Essa ordem acabou tendo um mobilizador para os procuradores-gerais democratas. Quando ela foi anunciada pelo governo, no fim de janeiro, eles estavam num encontro do partido na Flórida sob a coordenação de Debbie Schultz, a deputada que presidiu a legenda por cinco anos. Schultz foi afastada do cargo na véspera da convenção nacional, em julho passado, após um vazamento de e-mails indicar que ela estaria auxiliando Hillary Clinton contra a candidatura do senador Bernie Sanders.
No encontro, Schultz pediu aos procuradores que fizessem algo a respeito do veto a imigrantes.
Bob Ferguson, procurador-geral do Estado de Washington, deixou a Flórida rumo a Seattle, onde reuniu sua equipe e montou uma estratégia de combate à ordem que tivesse impacto nacional.

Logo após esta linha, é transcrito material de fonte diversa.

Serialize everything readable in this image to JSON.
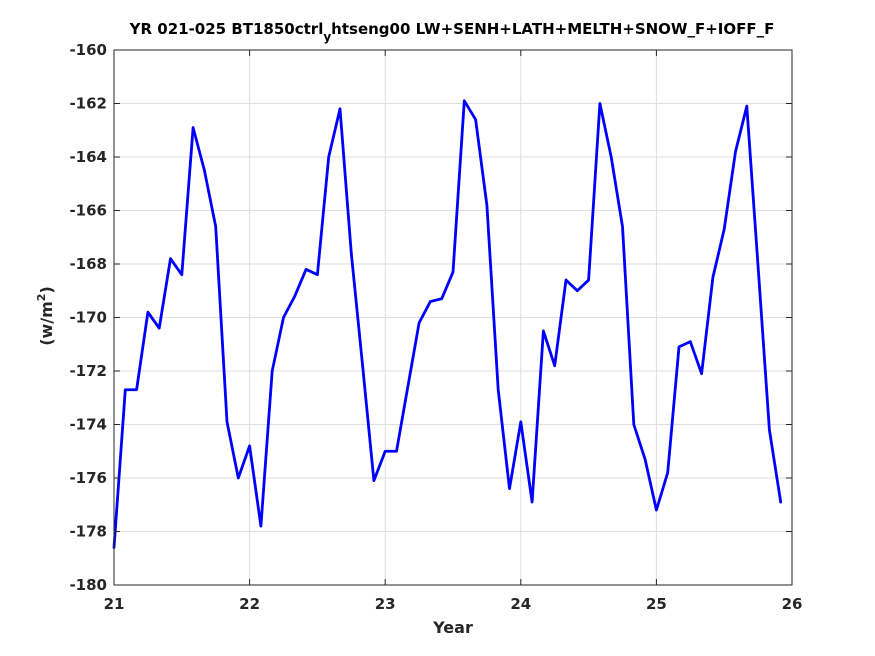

Em seguida, ingressou com pedido de suspensão da medida perante um juiz federal e obteve a maior vitória contra o veto de Trump – uma decisão valida para todo o país.
Ambientalista e defensor de políticas de proteção a dependentes químicos, Ferguson foi eleito procurador-geral em 2012, após visitar todos os 30 condados do Estado em sua campanha. Quando foi reeleito, em 2016, o Partido Republicano sequer apresentou um adversário para disputar o cargo.
Jogador de xadrez profissional, Ferguson revelou que estava debatendo há semanas o que poderia fazer para bloquear as medidas de Trump judicialmente. “É algo que estamos discutindo há algum tempo. O xadrez ensina a pensar os movimentos do adversário antes mesmo que ele possa executá-los”, disse, segundo a mídia americana.
Nesta semana, ele rebateu a ameaça do governo contra a sua ação, dizendo que poderá requerer depoimentos e mensagens eletrônicas de pessoas do governo para saber o que levou Trump a assinar o veto. “Vou recorrer a todas as ferramentas legais para que o presidente cumpra a Constituição.”
A maioria dos procuradores-gerais democratas assume discurso frontal de oposição a Trump discutindo publicamente como barrar medidas do governo.
Primeira procuradora-geral assumidamente homossexual nos EUA, Maura Healy, do Estado de Massachusetts, voltou do encontro da Flórida qualificando o nova governo federal como vergonhoso e propondo ações diretas de combate.
“Esse governo está envergonhando o nosso país e tornando-o menos seguro. Está estigmatizando os imigrantes que chegam dentro da lei. A ordem executiva de Trump é uma ameaça à nossa Constituição. A mensagem que nós, o povo de Massachusetts, temos para esse governo é: nós nos veremos nos tribunais”, disse ela.
“Como procurador-geral, eu entendo que temos de ter equilíbrio entre a segurança e a liberdade de nossos cidadãos. Essa ordem executiva falha em ambos os sentidos. Ela nos torna menos seguros e afeta os nossos direitos”, completou Josh Shapiro, que foi deputado estadual democrata por sete anos antes de chegar ao cargo de procurador-geral na Pensilvânia.
Xavier Becerra, procurador-geral da Califórnia, verificou que a animosidade da população local com o governo federal está tão intensa que está crescendo um movimento separatista denominado “Calexit” – uma espécie de Brexit na terra de Hollywood. “Como procurador-geral estou pronto para defender a Califórnia contra tentativas de Trump de impor punições à nossa população”, afirmou Becerra, ex-deputado federal pelo Partido Democrata entre 1993 e o começo deste ano.
Ele defende bandeiras históricas da legenda, como o direito de escolha das mulheres em caso de aborto e o fim da redução de impostos aos mais ricos.
Becerra está numa disputa pessoal com o governo Trump em torno da ameaça de retirada de verbas federais para projetos de apoio à imigração na Califórnia. Ele declarou que o Estado repassa à União mais verbas do que recebe e, portanto, a medida seria injusta, além de inconstitucional.
“Parece que os procuradores-gerais estão se tornando um quarto ramo de poder”, definiu Hector Balderas. Procurador- geral do Novo México, ele foi deputado estadual democrata e tentou concorrer ao Senado pelo partido. Atualmente, tem como bandeira política a defesa de imigrantes latinos no Estado e a luta contra as medidas impostas por Trump.